= Vertical (banknotes) =

2018 Canadian banknote series

The eighth series of banknotes of the Canadian dollar was first released by the Bank of Canada in 2018. Like the preceding 2011 Frontier series, the 2018 series consists of polymer banknotes designed for increased durability and to incorporate more security features. It is the first series issued by the Bank of Canada printed in a vertical configuration.

The banknotes were designed by the Canadian Bank Note Company, which also prints the banknotes. The first note, the $10 bill featuring Viola Desmond, was revealed on International Women's Day, 8 March 2018, and was released to the public on 19 November 2018. Future notes will come at a slower pace than previous series to allow technological innovations to be worked into their design as time goes on.

The $10 note is the first Canadian banknote in history to possess a vertical orientation; future banknotes of other denominations (such as the $5, $20 and $50 notes) are expected to share the similar vertical orientation.

==$5 note==
In January 2020, the Bank of Canada confirmed it would begin soliciting suggestions for the historic Canadian who would replace Wilfrid Laurier on the $5 note. The Bank of Canada released a shortlist of candidates under consideration for the bill in November 2020 which included figures such as Pitseolak Ashoona, Won Alexander Cumyow, Terry Fox, Robertine Barry, Francis Pegahmagabow, Lotta Hitschmanova, Crowfoot, Fred Loft and others. In accordance with the Bank of Canada Act, the Minister of Finance will make the final decision and the name of the individual selected will be announced thereforth. Once the new portrait subject has been selected, the banknote design process would be initiated and the polymer note will possess a vertical design. In 2020, the Bank of Canada stated that the new $5 note would be in circulation within a few years; however, in a 2024 update, it was announced that, because the redesign of the $20 note to replace Elizabeth II's portrait with that of Charles III was underway, work on redesigning the $5 note had been halted. On 16 December 2024, it was revealed that Terry Fox had been selected to appear on the $5 note.

==$10 note==

The obverse and reverse of the $10 banknote

The $10 note is purple, and the obverse features a portrait of Viola Desmond, a Black Nova Scotian businesswoman who challenged racial segregation at a film theatre in New Glasgow, Nova Scotia, in 1946. The background of the portrait is a colourful rendition of the street grid of Halifax, Nova Scotia, including the waterfront, Citadel, and Gottingen Street, where Desmond's Studio of Beauty Culture was located. Foil features on the note face include both the flag and Coat of Arms of Canada. This is the first Canadian banknote to feature neither a Canadian prime minister nor a member of the Canadian royal family in its solo portrait.

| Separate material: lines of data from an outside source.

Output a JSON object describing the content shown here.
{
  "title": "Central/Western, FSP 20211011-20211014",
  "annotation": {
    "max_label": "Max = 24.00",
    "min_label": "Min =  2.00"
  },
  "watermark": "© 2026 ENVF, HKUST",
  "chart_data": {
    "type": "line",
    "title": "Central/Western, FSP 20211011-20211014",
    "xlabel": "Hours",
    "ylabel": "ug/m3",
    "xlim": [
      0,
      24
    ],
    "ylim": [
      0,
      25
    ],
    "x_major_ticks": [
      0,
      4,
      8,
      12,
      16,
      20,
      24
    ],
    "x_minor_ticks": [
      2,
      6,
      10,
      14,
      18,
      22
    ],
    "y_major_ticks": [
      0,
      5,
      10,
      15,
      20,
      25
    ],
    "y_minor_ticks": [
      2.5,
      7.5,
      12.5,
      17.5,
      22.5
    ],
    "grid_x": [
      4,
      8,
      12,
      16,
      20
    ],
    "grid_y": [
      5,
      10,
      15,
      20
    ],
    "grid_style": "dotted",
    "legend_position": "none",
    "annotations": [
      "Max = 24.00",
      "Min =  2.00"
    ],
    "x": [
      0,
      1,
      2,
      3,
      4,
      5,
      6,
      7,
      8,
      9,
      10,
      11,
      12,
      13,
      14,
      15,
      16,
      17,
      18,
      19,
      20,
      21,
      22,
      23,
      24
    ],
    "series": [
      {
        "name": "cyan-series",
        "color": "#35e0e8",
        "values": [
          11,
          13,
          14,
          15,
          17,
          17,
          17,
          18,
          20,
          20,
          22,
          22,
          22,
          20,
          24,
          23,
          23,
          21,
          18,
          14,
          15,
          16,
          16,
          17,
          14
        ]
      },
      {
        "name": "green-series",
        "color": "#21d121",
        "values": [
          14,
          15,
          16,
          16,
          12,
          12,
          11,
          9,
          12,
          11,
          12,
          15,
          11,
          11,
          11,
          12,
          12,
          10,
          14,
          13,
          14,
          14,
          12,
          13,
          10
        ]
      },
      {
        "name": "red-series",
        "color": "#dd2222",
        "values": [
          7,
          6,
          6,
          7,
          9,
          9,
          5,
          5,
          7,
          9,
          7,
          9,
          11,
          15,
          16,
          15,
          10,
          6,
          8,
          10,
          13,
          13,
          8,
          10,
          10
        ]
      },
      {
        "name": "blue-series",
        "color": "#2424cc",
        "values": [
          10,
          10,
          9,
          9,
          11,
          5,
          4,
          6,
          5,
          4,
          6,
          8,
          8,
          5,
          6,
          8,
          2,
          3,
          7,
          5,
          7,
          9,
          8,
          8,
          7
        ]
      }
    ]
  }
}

The reverse features the Canadian Museum for Human Rights in Winnipeg, Manitoba. Part of the background pattern mirrors the museum's interior architecture and its ramps connecting multiple levels. A foil eagle feather is prominent, symbolizing ideals such as truth, power, and freedom. A quotation from section 15 of the Canadian Charter of Rights and Freedoms appears in both English and French.

The foil window at the base of the note includes an iridescent rendering of the Library of Parliament's vaulted dome ceiling, which can be seen from both sides of the note.

In 2019, the International Bank Note Society awarded the design the top prize in its annual banknote design competition. It won against new currency designs from Switzerland, Norway, Russia, and the Solomon Islands.

==$20 note==

The obverse and reverse of the $20 banknote

After the accession of Charles III to the throne following the death of Elizabeth II in 2022, the Government of Canada announced that a portrait of Charles would appear on the new $20 banknote. In 2024, a Bank of Canada spokesperson said the bank had begun the design process of the $20 note, and that it should be issued in a few years. In a further statement, the Bank of Canada released additional details of the upcoming $20 note, confirming that it would be made of polymer, have a vertical orientation, be primarily green in colour, feature Charles III on the front and the Canadian National Vimy Memorial on the back, and would also contain enhanced security features. The bank unveiled the design on 3 September 2026, with the note scheduled to enter circulation in late February 2027.

==$50 note==
On 16 December 2024 it was announced that Wilfrid Laurier will appear on the next $50 note, replacing William Lyon Mackenzie King.